Shandong promotes ecological conservation in Yellow River Delta
(chinadaily.com.cn)| Updated : 2022-04-08Print Print
As the best preserved and youngest wetland ecosystem in China's warm temperate zone, the Yellow River Delta National Nature Reserve in Dongying, Shandong province has always been a paradise for wild animals, especially wild birds.
Flocks of migratory birds gather at the Yellow River Delta National Nature Reserve in Dongying, Shandong province. [Photo by Zhou Guangxue/For China Daily]
However, as the Yellow River's sediment flow into the sea decreased, the erosion of coastal areas made the ecology of the wetland very fragile, and the natural bird habitat was under threat.
In response, the local government has launched a slew of measures to advance ecological conservation and high-quality development in the Yellow River Delta National Nature Reserve.

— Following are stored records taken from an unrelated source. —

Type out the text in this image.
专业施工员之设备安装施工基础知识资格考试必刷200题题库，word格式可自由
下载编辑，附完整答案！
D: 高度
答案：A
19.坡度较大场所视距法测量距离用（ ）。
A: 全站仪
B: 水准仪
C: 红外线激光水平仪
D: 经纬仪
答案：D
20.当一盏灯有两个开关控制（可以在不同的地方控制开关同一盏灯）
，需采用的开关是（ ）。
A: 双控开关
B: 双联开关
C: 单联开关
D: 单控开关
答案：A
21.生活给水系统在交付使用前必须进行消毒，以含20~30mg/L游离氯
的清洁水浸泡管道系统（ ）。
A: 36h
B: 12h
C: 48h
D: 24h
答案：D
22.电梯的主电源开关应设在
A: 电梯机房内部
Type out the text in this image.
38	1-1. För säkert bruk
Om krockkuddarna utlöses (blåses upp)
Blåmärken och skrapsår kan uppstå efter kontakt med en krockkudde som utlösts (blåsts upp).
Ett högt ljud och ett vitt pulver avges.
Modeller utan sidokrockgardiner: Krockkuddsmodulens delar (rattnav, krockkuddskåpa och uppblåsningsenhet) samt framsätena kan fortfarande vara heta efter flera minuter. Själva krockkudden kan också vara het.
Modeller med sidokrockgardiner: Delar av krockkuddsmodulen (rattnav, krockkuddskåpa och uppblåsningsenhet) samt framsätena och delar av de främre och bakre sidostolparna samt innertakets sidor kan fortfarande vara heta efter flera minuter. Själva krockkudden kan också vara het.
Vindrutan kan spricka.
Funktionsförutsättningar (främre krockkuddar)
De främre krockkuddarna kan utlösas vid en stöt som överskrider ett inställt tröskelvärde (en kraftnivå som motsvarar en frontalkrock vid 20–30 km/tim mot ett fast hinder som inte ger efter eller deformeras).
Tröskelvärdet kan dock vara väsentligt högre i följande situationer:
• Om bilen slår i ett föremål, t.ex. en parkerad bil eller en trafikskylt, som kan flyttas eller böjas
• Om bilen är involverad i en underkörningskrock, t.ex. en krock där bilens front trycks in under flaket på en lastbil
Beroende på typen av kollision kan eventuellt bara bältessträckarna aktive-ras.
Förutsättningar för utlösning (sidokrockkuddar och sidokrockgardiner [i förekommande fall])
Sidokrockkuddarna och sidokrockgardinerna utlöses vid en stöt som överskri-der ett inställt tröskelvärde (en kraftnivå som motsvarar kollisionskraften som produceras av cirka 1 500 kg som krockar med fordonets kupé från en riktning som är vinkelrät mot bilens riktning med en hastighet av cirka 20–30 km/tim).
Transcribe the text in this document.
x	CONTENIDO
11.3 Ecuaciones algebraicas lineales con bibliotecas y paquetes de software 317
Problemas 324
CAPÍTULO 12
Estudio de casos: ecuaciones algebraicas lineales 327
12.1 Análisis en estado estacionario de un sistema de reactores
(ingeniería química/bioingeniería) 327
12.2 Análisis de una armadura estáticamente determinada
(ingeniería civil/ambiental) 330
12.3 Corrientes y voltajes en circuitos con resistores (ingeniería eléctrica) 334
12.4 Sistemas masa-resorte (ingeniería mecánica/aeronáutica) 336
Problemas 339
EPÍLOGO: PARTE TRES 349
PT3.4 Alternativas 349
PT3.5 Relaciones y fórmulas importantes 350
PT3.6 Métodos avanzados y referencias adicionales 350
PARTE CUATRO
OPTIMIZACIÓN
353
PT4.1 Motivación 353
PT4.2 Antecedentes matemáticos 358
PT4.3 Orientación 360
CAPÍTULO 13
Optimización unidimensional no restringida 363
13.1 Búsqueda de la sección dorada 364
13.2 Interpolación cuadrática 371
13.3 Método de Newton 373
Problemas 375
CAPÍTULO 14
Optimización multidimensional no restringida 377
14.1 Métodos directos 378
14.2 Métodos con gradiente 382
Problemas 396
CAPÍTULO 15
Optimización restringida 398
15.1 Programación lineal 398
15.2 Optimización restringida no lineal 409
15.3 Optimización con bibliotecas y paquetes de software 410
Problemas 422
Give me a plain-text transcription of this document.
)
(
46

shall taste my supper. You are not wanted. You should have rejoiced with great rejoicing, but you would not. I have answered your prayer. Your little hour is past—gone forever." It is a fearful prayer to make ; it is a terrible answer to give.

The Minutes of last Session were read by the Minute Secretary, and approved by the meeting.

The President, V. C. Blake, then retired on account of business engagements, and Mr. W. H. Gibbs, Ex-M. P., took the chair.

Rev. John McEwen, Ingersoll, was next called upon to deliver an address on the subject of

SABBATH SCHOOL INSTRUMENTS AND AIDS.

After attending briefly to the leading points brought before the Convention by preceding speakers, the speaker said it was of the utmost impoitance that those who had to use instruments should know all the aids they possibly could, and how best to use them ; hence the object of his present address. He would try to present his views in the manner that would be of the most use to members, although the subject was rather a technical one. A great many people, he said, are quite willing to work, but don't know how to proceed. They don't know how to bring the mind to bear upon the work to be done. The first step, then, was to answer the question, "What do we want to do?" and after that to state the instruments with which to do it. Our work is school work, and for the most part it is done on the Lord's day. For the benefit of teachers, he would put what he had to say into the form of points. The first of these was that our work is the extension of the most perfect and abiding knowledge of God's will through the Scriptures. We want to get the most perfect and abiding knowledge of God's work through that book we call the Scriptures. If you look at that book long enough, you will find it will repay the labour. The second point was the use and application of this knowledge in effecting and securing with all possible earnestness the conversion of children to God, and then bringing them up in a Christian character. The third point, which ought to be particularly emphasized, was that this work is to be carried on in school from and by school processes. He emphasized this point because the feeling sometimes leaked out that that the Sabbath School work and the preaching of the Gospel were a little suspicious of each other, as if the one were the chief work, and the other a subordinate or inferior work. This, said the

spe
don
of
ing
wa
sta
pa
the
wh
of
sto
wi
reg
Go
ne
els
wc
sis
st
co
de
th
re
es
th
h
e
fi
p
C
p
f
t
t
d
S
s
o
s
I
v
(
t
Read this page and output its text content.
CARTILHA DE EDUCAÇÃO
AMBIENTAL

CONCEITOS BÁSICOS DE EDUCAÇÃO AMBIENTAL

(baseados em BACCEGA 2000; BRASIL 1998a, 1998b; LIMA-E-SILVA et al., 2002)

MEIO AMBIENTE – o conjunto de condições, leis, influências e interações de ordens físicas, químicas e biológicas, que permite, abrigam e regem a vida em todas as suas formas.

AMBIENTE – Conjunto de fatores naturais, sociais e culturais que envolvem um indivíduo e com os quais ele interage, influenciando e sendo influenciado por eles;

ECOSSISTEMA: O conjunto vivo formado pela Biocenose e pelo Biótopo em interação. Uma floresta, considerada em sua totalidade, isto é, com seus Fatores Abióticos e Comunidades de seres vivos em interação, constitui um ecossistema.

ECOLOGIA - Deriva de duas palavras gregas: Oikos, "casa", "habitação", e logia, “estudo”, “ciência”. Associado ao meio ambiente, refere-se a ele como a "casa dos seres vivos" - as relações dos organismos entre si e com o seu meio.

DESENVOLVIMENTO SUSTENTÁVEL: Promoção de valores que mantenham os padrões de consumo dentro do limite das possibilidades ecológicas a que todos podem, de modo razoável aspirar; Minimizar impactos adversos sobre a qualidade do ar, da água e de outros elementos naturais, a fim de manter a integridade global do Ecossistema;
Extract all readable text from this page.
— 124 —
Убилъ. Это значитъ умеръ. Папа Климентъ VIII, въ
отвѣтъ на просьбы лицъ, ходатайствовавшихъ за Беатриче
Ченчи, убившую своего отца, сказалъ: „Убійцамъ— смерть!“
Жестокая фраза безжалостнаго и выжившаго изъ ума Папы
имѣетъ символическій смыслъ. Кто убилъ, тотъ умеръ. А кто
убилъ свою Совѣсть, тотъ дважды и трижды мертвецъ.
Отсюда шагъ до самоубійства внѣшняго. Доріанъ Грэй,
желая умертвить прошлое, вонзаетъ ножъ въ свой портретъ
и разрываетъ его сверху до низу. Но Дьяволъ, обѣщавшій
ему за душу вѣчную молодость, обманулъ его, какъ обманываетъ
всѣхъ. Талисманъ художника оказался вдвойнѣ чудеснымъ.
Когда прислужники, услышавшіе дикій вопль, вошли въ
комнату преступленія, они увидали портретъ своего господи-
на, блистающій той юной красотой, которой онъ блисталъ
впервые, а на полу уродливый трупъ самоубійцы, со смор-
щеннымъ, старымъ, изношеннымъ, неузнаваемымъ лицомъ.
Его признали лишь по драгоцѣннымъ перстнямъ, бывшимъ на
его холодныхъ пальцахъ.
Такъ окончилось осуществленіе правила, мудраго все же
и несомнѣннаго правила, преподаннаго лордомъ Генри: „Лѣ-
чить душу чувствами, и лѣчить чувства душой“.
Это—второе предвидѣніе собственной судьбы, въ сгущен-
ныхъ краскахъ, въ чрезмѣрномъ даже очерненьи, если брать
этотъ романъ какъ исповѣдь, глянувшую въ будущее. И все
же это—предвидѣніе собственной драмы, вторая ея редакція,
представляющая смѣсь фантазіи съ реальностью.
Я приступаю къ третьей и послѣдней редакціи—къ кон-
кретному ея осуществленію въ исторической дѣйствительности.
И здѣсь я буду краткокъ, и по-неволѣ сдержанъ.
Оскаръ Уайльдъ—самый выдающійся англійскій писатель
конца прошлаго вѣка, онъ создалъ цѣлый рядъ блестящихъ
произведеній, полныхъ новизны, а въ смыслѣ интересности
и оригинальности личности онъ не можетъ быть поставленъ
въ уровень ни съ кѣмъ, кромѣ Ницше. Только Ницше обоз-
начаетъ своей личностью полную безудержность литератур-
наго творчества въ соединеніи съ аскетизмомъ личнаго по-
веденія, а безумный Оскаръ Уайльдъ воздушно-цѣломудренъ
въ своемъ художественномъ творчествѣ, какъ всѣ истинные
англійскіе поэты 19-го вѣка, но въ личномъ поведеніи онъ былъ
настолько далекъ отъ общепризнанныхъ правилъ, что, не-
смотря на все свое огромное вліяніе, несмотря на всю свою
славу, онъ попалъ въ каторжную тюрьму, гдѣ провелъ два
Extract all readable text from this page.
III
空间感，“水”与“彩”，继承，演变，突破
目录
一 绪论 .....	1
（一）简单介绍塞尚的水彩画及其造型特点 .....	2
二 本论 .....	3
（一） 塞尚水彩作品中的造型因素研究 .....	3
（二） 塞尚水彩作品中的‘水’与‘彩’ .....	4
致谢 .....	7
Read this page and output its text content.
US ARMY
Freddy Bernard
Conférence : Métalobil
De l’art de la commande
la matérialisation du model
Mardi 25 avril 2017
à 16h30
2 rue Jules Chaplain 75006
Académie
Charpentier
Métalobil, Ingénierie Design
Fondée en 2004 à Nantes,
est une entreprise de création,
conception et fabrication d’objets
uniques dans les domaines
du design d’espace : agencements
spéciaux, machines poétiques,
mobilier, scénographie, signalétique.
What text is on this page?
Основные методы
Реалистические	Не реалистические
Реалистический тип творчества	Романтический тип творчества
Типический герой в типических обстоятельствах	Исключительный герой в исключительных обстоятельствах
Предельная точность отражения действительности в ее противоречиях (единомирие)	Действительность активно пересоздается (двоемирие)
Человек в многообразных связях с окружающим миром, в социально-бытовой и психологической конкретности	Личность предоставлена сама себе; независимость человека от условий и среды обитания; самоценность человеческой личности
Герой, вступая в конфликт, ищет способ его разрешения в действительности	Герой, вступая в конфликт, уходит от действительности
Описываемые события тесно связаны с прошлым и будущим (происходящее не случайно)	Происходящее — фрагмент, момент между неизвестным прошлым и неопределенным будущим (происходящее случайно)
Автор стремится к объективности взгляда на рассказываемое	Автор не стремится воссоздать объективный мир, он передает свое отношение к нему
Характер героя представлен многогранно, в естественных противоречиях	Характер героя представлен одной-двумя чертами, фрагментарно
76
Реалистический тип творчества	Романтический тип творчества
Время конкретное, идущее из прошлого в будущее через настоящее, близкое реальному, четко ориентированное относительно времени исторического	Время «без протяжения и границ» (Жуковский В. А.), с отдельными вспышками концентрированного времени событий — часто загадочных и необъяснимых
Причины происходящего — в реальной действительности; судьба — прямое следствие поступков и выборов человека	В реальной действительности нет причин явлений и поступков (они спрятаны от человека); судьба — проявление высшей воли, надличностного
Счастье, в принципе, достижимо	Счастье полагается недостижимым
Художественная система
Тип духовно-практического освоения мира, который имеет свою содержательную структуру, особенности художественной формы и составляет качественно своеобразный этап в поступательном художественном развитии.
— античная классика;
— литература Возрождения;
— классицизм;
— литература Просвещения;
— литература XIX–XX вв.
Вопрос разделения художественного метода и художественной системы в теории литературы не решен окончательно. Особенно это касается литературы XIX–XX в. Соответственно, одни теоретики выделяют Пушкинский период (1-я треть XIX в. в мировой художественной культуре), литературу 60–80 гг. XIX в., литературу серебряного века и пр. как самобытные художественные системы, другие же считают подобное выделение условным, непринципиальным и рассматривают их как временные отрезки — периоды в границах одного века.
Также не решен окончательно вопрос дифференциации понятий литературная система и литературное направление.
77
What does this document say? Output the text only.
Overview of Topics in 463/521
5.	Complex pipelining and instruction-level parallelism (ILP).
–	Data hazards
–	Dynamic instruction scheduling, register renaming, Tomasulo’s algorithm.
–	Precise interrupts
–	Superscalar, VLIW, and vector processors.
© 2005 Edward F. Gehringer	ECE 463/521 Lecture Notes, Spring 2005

The nature reserve, situated where the Yellow River flows into the Bohai Sea, was established in 1992. It covers about 153,000 hectares, with the wetland making up 70 percent of the total, according to the reserve's management committee.
An official observes oriental storks at the Yellow River Delta National Nature Reserve. [Photo by Chi Wei/For China Daily]
In recent years, Shandong has returned 4,833 hectares of farmland to wetlands, invested 1.06 billion yuan ($166.53 million) in 16 wetland restoration projects, and increased water replenishment of 452 million cubic meters.
Since 2017, the wetland area of the Yellow River Delta National Nature Reserve has been restored to 188 square kilometers, transforming the former plains and salt and alkali flats into a large wetland rich in aquatic plants and biodiversity.
Measures, such as building homes for birds, have been taken to create a friendly and suitable environment on land and water for different species in the delta nature reserve.
According to the delta nature reserve, the wetlands are now home to 1,630 wild animal species and 685 plant species, and the number of bird species in the delta region has risen from 187 in 1992 to 371.